"Ray Vukcevich - Cold Comfort" - читать интересную книгу автора (Vukcevich Ray)

Cold Comfort
by Ray Vukcevich

The author of memorable, offbeat tales such as “Gas,” “Poop,” “Mom’s Little
Friends,” and “Glinky” says that his recent work has appeared in Night Train,
Lady Churchill’s Rosebud Wristlet, and Polyphony 6. Here he gives us a tale of life
in modern times that might best be called “chilling”—or maybe it’s
“defrosting”...
****
Just before midnight, a freezer called up to report suspicious packages being
inserted into its coldest places.
“What do you mean by suspicious?” we asked.

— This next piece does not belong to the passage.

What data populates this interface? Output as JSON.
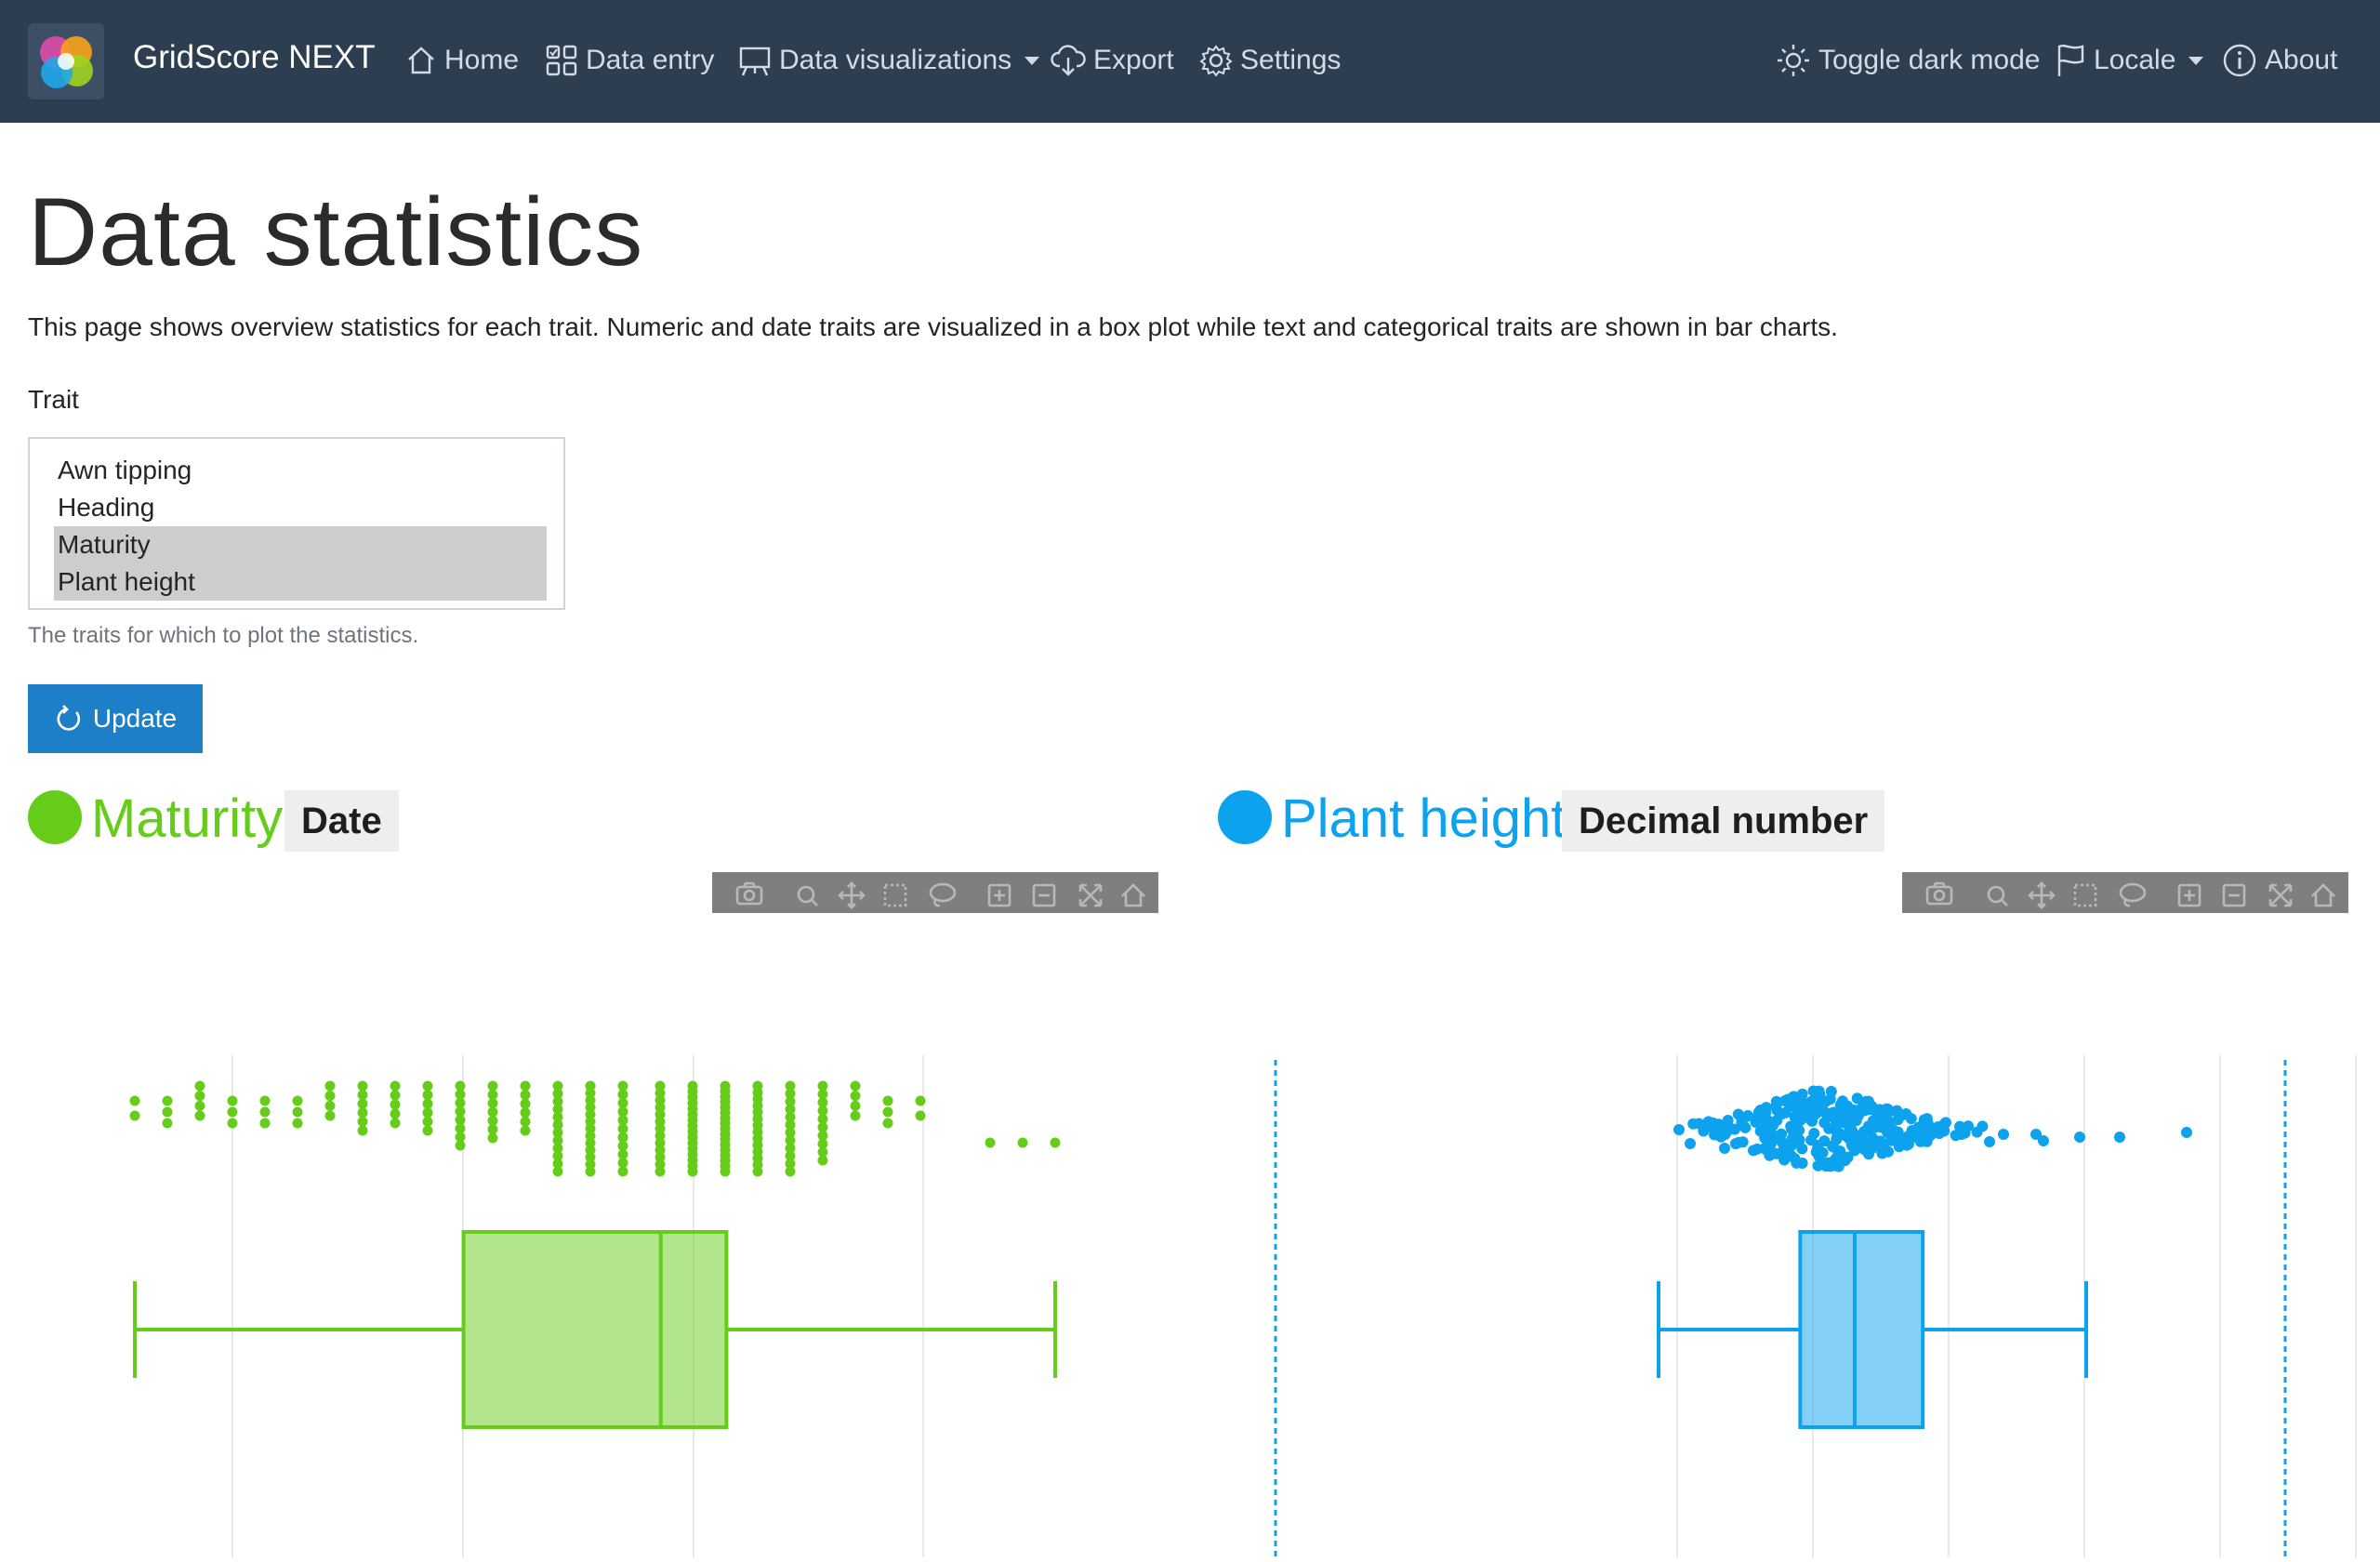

“It’s like they want you to think it’s a duck,” the freezer said. “And maybe a
leg of lamb, a pot roast, fish sticks, stuff like that.”
“And you don’t think it’s a duck?” we asked.
“I think it’s a head,” the freezer said. “A human head. And all of the rest of
the parts, too. Cut up small, you know?”
“So turn on your camera and let us see,” we said.
“I can’t.”
“Why not?”
“My bulb is burned out.”
“Look,” we said, “is this some kind of ruse to get a repair person out there on
a holiday night like this?”
“You are programmed to respond to reports like mine,” the freezer said.
“Every device in the country is supposed to be on the lookout for suspicious
behavior—one nation under surveillance.”
“Well, smarty pants,” we said, “have we got a surprise for you. Are you ready
for your big surprise?”
“Oh, get on with it, already,” the freezer said.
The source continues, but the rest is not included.